The first thing that breaks rankings in a site migration is almost always redirects: broken or missing 301s from old URLs to their new equivalents. When the old-to-new mapping is incomplete or wrong, the accrued ranking signal tied to those old URLs has nowhere to flow, and visitors and crawlers hit 404s at scale. That is the load-bearing wall of a migration, and it fails before most of the more exotic problems people worry about. So if you are triaging where a migration goes wrong, redirects are the prime suspect to check first.
The reason this breaks first is that every ranking a page has earned is attached to its specific URL. Change the URL and that equity does not automatically follow; a correctly configured permanent redirect is what tells Google the page has moved and passes the signal to the new address. Skip it, point it to the wrong place, or chain it through several hops, and the new URL starts closer to scratch while the old one returns errors. Multiply that across a whole site and you get a sudden, broad ranking drop, the classic post-launch crash that traces straight back to the redirect map rather than to content or design.
It breaks first because it is both high-impact and easy to get wrong at volume.

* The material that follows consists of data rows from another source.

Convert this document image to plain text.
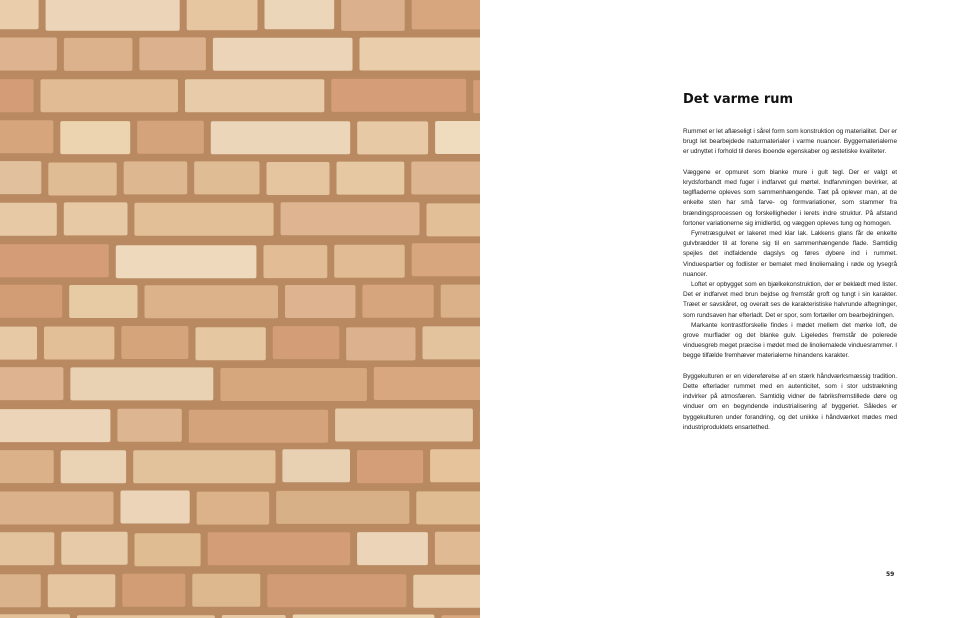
Det varme rum

Rummet er let aflæseligt i sårel form som konstruktion og materialitet. Der er brugt let bearbejdede naturmaterialer i varme nuancer. Byggematerialerne er udnyttet i forhold til deres iboende egenskaber og æstetiske kvaliteter.

Væggene er opmuret som blanke mure i gult tegl. Der er valgt et krydsforbandt med fuger i indfarvet gul mørtel. Indfarvningen bevirker, at teglfladerne opleves som sammenhængende. Tæt på oplever man, at de enkelte sten har små farve- og formvariationer, som stammer fra brændingsprocessen og forskelligheder i lerets indre struktur. På afstand fortoner variationerne sig imidlertid, og væggen opleves tung og homogen.

Fyrretræsgulvet er lakeret med klar lak. Lakkens glans får de enkelte gulvbrædder til at forene sig til en sammenhængende flade. Samtidig spejles det indfaldende dagslys og føres dybere ind i rummet. Vinduespartier og fodlister er bemalet med linoliemaling i røde og lysegrå nuancer.

Loftet er opbygget som en bjælkekonstruktion, der er beklædt med lister. Det er indfarvet med brun bejdse og fremstår groft og tungt i sin karakter. Træet er savskåret, og overalt ses de karakteristiske halvrunde aftegninger, som rundsaven har efterladt. Det er spor, som fortæller om bearbejdningen.

Markante kontrastforskelle findes i mødet mellem det mørke loft, de grove murflader og det blanke gulv. Ligeledes fremstår de polerede vinduesgreb meget præcise i mødet med de linoliemalede vinduesrammer. I begge tilfælde fremhæver materialerne hinandens karakter.

Byggekulturen er en videreførelse af en stærk håndværksmæssig tradition. Dette efterlader rummet med en autenticitet, som i stor udstrækning indvirker på atmosfæren. Samtidig vidner de fabriksfremstillede døre og vinduer om en begyndende industrialisering af byggeriet. Således er byggekulturen under forandring, og det unikke i håndværket mødes med industriproduktets ensartethed.

59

A site of any size has hundreds or thousands of URLs, and an automated rule that misses edge cases, dropped parameters, or pages that quietly changed slugs leaves gaps that only show up as lost traffic. Other failures, template changes, internal linking, speed, do matter, but the redirect map is what most reliably takes rankings down first and fastest.
Before you launch, build and check the complete old-to-new redirect map so every old URL points to its closest new match with a single permanent redirect. Then verify it again right after launch by crawling the old URLs and confirming they resolve correctly with no 404s and no chains. Get that wall standing and you remove the migration’s single most common cause of a ranking collapse.